ATLANTIC CITY, N.J. – A helicopter search of two New Jersey rivers Tuesday failed to turn up a glimpse of the dolphins that had been living there since last summer, perhaps an indication that the mammals have safely swum away.
The U.S. Coast Guard's Atlantic City station and scientists from the National Oceanic and Atmospheric Administration surveyed the Shrewsbury and Navesick rivers in Monmouth County for any sign of the bottlenose dolphins. They didn't find any.
Teri Frady, a NOAA spokeswoman, says the lack of dolphin sightings could mean the last five have escaped from the river.
"Clearly, the fact that there were no live animals in the rivers and that there were no carcasses spotted is a good sign," she said.
The owner of a restaurant on the banks of the Shrewsbury says he and some of his employees saw the dolphins swim out into Sandy Hook Bay last month.

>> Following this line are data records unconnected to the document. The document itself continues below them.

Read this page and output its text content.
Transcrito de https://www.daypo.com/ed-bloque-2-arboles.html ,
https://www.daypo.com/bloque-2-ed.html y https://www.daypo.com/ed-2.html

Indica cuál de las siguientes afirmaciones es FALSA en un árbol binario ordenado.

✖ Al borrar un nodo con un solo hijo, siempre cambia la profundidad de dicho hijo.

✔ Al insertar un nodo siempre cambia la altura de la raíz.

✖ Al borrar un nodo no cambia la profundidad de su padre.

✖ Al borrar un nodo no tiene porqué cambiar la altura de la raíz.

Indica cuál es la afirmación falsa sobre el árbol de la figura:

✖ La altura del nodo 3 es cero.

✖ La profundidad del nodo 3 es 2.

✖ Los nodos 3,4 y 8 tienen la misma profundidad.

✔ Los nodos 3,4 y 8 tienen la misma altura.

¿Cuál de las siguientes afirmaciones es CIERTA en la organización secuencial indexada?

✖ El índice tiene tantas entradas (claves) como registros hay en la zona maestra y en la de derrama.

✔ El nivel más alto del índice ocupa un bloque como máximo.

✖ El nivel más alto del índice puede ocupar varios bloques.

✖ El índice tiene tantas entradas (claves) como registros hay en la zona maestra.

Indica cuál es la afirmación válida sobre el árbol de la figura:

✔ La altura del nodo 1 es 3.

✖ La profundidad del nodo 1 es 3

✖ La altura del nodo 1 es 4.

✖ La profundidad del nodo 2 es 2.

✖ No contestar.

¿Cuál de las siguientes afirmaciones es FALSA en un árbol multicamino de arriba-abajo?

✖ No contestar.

Three of the original 16 dolphins spotted in the river last June have died. The fate of the others is unknown.
The dolphins had been at the center of a tug-of-war between federal wildlife officials — who said they would leave the dolphins alone unless they appeared to be in imminent danger — and animal rescuers, who wanted them either removed or coaxed out of the river and back out to sea.
Local rescuers worried that waiting too long could invite a replay of a scenario that resulted in the deaths of four dolphins that lingered in the river in 1993. Ice eventually closed in on them, and they drowned.
The restaurant owner who said he saw the dolphins swim out to the bay said they did so right before the Shrewsbury froze over.
NOAA scientists say they believe the dolphins originally swam into the rivers to pursue fish they feed on.